Established more than five years ago, The Arts Fuse is an online resource that features expert writing—critical, informative, engaging—on the arts in Boston and the rest of New England. More than 1700 articles—all currently online—have been published. With Fuse News, we are taking another significant step toward our goal of creating an online space where readers will find stimulating news and views about arts and culture. Please support a magazine that does its best to provoke rather than placate. Here is where you can make your donation.

The Fuse’s response to Geoff Edgers tweets about the issues raised in this column.

The Fuse’s Jonathan Blumhofer addresses bland arts coverage here.

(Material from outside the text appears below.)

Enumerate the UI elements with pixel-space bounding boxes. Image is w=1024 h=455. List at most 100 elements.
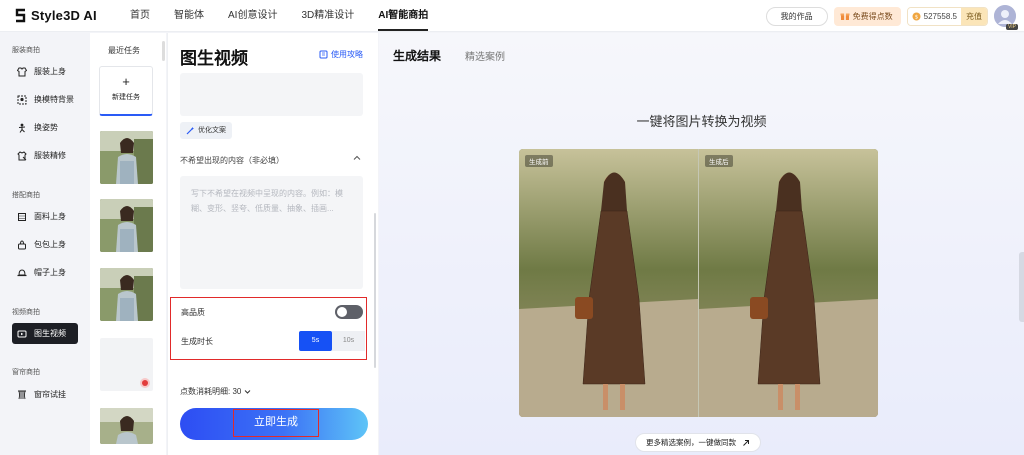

Bill Marx is the Editor-in-chief of the Arts Fuse. For over three decades, he has written about arts and culture for print, broadcast, and online. He has regularly reviewed theater for National Public Radio Station WBUR and the Boston Globe. He created and edited WBUR Online Arts, a cultural webzine that in 2004 won an Online Journalism Award for Specialty Journalism. In 2007 he created the Arts Fuse, an online magazine dedicated to covering arts and culture in Boston and throughout New England.

4 Comments

  1. George Scialabba on April 23, 2013 at 1:00 pm

    Couldn’t be truer or better put. I’m sending you $50.

  2. Ron Pullins on April 23, 2013 at 2:46 pm

    Couldn’t agree with you more on the need. Good luck with it.

  3. Sara on April 23, 2013 at 4:32 pm

    It could be the money and the advertising…but there also seems to be fear for critics (at least in the visual arts) to really be critical. Maybe it’s because it’s a small town, and people are afraid to alienate themselves from the arts community. Or because the Boston visual arts scene is dominated by artists and the buyers and market are so small and under-represented. Whatever the reason,with few exceptions, the current local fine arts criticism scene functions as either a cheerleading team or an academic offshoot of art-writing. There are very few who are willing to put their necks out there and say what they really think.

  4. Nancy Keefe Rhodes on April 27, 2013 at 9:23 am

    First, let’s just ban the adjectives “pithy” & “trenchant.” And if I read “we caught up with so-and-so” as the preface to an interview one more time, I’m not sure what I’ll do – probably not read that interview. And finally, is it possible for editors & writers to make a concerted effort to construct sentences with active verbs? Lazy, lazy, lazy writing is the problem.